The council, which has projected a £45 million budget deficit for the coming year, cited “unprecedented financial challenges” for the proposed hike. An online consultation showed 93 percent of respondents were opposed to the change; it went ahead and imposed it anyway, raising the annual charge to £97 from £70, where it had been fixed in 2020. Such opportunistic revenue-raising tactics provoke the ire of local taxpayers, but the council’s predicament is easy to appreciate. It isn’t alone: Collection charges are rising around the country.
It’s important to delineate the chain of causality. The symptoms of local government distress may vary from place to place, but the underlying condition is the same. The key source of financial pain is deep cuts in central government funding: Councils’ spending power financed from Westminster fell by 52 percent in real terms in the decade through 2021, according to the National Audit Office. This squeeze has coincided with exponential growth in demand for children’s services and adult social care — the two biggest expenditure items for most councils.
A complicating condition is Britain’s approach to housing and planning, which runs through so many of the country’s economic ailments. One reason that councils spend so much on children’s services is that there aren’t enough children’s homes. And one reason there aren’t more is that property owners, particularly in wealthier areas, don’t want to live near children’s homes — so they wield the UK’s famously slow and pernickety planning system to frustrate development. The lack of supply elevates prices for private providers and pads the profit margins of private equity firms that have moved into the business. The numbers can be staggering: Some children cost local authorities between £250,000 and £750,000 each per year, a councilor from Nottingham in the English midlands told a parliamentary inquiry last year.

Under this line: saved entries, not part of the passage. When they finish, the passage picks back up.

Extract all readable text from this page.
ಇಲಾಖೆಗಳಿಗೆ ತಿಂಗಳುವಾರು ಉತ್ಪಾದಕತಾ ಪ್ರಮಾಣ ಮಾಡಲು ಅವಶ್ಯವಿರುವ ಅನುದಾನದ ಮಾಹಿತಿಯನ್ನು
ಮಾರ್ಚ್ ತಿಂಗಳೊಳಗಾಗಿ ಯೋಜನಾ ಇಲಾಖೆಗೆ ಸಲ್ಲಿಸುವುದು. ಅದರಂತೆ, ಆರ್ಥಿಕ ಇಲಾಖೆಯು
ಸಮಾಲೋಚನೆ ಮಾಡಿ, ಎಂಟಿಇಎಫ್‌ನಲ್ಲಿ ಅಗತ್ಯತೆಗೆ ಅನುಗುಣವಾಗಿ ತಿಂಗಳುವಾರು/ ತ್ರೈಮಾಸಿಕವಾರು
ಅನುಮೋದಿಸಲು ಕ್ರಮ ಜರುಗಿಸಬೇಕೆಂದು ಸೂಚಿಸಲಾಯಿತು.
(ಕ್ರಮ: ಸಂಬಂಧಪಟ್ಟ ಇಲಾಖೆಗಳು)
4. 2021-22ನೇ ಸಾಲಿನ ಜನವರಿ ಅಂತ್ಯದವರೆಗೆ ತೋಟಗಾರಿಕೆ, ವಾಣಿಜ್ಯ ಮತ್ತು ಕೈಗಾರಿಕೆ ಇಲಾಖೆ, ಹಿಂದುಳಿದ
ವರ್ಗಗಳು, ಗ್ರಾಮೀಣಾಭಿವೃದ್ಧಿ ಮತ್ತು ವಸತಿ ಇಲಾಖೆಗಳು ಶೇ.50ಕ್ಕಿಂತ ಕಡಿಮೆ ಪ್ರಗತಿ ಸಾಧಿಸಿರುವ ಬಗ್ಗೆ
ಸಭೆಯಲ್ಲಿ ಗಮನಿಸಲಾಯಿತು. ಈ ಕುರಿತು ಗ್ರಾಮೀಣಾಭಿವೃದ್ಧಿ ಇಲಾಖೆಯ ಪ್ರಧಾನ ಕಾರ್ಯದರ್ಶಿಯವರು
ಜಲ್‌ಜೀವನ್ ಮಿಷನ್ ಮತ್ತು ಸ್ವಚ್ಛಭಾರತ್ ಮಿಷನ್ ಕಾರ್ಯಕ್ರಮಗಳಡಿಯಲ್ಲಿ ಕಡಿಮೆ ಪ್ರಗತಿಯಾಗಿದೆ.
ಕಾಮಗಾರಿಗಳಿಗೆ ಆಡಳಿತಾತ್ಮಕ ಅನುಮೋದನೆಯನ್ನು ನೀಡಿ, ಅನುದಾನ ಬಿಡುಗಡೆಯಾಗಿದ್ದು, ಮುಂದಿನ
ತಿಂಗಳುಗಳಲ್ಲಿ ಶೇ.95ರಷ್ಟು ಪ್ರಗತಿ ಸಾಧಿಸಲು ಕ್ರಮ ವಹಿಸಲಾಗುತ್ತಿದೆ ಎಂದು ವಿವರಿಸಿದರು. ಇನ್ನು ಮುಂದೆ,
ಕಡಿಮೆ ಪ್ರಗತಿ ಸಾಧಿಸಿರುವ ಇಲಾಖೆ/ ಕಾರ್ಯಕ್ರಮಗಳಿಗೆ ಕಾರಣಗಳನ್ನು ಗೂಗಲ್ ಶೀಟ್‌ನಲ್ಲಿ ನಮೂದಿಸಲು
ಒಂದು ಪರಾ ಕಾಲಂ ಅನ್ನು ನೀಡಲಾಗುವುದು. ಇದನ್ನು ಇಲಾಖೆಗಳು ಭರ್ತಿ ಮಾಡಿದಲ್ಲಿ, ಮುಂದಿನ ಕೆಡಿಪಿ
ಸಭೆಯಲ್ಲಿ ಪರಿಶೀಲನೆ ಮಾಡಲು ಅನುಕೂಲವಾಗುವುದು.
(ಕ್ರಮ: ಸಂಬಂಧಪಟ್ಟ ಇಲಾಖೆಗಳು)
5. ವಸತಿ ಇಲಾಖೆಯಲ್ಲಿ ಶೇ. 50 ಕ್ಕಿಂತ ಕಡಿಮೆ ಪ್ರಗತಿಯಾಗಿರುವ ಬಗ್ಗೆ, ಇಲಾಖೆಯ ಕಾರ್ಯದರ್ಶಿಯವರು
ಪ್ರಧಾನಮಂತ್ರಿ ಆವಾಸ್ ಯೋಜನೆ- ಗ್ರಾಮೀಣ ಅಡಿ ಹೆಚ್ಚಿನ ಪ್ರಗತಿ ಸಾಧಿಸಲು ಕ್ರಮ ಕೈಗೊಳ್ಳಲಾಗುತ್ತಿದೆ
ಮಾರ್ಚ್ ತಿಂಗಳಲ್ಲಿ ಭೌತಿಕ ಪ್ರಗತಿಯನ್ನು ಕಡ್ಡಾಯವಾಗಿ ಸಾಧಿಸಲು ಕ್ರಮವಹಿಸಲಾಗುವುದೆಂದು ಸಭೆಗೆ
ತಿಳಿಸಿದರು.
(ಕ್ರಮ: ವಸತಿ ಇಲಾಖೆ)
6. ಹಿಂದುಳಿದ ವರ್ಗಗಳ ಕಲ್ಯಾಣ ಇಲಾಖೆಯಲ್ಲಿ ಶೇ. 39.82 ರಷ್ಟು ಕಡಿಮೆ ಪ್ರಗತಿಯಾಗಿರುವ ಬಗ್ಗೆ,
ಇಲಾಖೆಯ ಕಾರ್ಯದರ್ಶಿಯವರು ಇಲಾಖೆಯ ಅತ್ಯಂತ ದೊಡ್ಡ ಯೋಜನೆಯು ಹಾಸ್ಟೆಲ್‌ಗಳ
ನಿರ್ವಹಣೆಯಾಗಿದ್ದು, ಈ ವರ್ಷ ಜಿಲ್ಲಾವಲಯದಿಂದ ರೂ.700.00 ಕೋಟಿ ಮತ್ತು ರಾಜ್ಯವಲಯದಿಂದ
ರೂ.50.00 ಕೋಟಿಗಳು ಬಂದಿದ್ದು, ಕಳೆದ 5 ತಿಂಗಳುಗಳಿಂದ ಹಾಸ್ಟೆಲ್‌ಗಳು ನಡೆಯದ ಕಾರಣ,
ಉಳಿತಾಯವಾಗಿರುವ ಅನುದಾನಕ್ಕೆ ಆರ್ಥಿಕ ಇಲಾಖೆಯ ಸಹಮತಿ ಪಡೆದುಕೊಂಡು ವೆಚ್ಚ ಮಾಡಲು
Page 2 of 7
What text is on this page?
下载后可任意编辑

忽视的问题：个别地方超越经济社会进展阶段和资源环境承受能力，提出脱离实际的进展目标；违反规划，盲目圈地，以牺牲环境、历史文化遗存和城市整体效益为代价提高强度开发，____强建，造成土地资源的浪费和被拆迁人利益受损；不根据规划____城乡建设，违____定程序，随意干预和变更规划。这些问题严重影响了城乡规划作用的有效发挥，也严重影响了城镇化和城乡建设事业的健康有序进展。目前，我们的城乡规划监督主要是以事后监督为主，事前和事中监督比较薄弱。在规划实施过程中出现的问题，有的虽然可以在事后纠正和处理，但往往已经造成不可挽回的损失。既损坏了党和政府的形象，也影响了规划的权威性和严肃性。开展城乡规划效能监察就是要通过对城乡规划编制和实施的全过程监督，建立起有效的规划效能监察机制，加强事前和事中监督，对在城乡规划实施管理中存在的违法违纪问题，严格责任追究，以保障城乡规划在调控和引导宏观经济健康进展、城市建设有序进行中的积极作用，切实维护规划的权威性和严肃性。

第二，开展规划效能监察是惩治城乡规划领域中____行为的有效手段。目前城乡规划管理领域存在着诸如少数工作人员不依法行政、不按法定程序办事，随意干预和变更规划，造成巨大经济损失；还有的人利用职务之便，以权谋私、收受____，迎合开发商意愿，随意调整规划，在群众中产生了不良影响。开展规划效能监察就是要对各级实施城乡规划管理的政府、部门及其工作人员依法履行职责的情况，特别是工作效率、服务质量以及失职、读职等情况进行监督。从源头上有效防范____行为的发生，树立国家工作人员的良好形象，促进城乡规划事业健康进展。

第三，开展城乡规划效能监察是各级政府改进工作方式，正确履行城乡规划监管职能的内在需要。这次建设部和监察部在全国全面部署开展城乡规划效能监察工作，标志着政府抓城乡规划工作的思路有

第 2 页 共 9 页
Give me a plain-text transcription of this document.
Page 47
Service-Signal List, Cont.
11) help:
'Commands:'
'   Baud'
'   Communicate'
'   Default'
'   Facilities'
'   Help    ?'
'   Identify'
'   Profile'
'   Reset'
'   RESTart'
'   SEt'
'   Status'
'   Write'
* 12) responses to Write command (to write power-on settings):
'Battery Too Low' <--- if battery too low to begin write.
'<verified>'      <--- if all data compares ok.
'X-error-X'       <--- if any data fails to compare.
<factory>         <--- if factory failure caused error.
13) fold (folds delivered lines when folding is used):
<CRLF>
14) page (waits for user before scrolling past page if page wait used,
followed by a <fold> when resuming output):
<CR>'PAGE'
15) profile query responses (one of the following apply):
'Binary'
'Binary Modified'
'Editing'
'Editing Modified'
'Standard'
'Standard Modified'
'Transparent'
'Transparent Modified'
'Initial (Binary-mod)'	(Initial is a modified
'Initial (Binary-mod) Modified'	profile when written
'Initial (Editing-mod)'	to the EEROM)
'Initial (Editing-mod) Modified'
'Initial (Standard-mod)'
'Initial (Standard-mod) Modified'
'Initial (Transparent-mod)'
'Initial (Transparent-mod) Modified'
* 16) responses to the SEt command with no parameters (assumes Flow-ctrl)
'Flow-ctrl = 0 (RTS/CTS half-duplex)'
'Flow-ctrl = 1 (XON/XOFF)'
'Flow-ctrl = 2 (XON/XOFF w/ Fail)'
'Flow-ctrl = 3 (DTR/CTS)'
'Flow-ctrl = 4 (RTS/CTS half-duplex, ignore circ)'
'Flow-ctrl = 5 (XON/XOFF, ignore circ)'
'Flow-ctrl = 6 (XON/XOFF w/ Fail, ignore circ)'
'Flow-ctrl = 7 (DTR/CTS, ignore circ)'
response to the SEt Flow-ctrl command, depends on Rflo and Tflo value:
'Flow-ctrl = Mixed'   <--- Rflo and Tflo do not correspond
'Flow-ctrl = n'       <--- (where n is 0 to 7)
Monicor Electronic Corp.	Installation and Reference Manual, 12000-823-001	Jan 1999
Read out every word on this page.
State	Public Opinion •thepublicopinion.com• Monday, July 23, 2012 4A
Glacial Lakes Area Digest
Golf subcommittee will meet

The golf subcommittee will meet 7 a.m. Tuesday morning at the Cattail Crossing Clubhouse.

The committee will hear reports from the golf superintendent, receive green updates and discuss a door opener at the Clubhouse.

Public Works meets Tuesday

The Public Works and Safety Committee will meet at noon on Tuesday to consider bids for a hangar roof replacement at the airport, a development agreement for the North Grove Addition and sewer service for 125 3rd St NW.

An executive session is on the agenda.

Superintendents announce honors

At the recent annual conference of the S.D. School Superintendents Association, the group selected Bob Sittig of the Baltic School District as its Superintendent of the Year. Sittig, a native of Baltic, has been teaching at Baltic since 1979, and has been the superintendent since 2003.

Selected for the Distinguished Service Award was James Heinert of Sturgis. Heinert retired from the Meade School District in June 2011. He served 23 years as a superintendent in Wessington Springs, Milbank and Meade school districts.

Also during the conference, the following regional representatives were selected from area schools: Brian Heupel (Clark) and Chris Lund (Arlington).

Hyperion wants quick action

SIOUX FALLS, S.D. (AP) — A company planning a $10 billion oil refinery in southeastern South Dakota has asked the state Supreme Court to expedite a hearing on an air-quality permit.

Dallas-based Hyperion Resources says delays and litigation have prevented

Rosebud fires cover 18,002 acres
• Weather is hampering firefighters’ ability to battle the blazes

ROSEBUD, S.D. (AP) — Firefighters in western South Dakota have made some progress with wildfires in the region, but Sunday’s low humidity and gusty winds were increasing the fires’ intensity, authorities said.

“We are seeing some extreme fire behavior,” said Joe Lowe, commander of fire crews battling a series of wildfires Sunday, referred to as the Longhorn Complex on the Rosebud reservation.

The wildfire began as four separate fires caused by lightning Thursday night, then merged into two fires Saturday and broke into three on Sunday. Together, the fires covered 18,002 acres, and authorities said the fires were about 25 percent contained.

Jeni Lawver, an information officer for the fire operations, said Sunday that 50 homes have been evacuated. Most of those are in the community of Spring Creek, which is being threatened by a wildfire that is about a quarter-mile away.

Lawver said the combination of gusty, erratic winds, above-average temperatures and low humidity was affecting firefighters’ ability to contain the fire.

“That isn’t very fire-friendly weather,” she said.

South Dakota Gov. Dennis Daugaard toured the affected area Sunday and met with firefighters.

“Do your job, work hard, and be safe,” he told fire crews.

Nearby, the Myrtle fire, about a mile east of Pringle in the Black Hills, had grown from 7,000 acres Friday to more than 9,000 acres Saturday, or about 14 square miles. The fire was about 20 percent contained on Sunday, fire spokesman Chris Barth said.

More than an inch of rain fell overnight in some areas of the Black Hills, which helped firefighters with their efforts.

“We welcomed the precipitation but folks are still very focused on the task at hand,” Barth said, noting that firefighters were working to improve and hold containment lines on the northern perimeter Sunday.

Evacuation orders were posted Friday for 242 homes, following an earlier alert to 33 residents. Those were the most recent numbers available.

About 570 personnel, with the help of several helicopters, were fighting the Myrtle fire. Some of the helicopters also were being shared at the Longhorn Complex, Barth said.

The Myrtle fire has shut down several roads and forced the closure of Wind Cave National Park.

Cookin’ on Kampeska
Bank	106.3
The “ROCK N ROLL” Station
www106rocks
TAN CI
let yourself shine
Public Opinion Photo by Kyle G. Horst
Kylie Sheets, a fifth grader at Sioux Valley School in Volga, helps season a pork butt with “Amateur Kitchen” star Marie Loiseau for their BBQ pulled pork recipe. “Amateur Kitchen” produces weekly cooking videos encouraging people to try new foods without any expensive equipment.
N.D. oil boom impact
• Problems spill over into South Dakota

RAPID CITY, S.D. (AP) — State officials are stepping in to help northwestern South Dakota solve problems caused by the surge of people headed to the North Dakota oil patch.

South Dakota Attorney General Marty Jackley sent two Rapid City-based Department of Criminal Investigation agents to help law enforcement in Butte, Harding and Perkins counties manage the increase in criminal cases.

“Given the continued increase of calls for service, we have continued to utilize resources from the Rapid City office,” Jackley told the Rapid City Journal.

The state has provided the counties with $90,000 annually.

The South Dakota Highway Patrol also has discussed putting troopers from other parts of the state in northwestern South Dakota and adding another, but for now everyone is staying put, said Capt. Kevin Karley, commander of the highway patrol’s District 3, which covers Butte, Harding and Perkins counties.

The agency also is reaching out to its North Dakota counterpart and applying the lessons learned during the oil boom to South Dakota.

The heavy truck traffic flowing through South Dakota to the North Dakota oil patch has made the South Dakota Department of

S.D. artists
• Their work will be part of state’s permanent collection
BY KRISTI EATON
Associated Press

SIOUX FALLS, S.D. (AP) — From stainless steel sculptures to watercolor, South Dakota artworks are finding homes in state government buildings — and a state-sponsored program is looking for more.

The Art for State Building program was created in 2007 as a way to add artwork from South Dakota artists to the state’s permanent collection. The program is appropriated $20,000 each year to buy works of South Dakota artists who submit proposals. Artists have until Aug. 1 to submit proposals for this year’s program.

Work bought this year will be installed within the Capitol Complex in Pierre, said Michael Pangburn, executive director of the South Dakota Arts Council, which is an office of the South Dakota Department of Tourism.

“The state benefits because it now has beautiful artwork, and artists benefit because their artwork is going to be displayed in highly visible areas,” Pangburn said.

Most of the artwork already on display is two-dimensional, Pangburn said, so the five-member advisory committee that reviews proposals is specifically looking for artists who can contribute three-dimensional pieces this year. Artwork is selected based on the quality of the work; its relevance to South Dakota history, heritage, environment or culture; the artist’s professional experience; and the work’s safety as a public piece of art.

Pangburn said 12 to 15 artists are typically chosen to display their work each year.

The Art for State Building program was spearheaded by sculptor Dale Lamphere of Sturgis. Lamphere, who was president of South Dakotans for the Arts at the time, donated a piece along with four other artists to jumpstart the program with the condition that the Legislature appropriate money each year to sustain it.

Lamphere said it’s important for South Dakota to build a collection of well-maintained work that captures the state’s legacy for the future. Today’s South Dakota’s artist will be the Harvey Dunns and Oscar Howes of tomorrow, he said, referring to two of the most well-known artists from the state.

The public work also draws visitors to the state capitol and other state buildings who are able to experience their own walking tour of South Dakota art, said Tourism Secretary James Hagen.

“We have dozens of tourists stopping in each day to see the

At a deeper level, the core syndrome is a corrosive and self-defeating short-termism. Britain’s post-2010 coalition government cut funding for local authorities as part of a policy of austerity that sought to spur economic recovery by eliminating waste and putting the national finances on a sounder footing. In practice, this strategy can now be seen to have pushed problems down the pyramid, temporarily out of sight, rather than fixing them.
Councils got less money, but without an accompanying reduction in the services they were legally required to provide. There are numerous examples of how this has rebounded to cost the public purse even more. Take, for example, a low-paid single mother on housing benefit who has her allowance cut. She can no longer afford the rent and becomes homeless. But the council still has a legal obligation to house the homeless, so the family are placed in short-term bed-and-breakfast hotel accommodation — a vastly more expensive yet socially inferior solution.
The metastasizing local government debt crisis is a legacy of this type of thinking. If there’s a silver lining, it’s that more financial failures may create the impetus to rethink a funding model which is clearly in need of radical overhaul. That, though, will depend on a political consensus developing, which won’t happen until after the next election at the earliest. Don’t be surprised if politicians kick the can down the road again — into the long grass.
Matthew Brooker is a Bloomberg Opinion columnist covering business and infrastructure. Views are personal and do not represent the stand of this publication.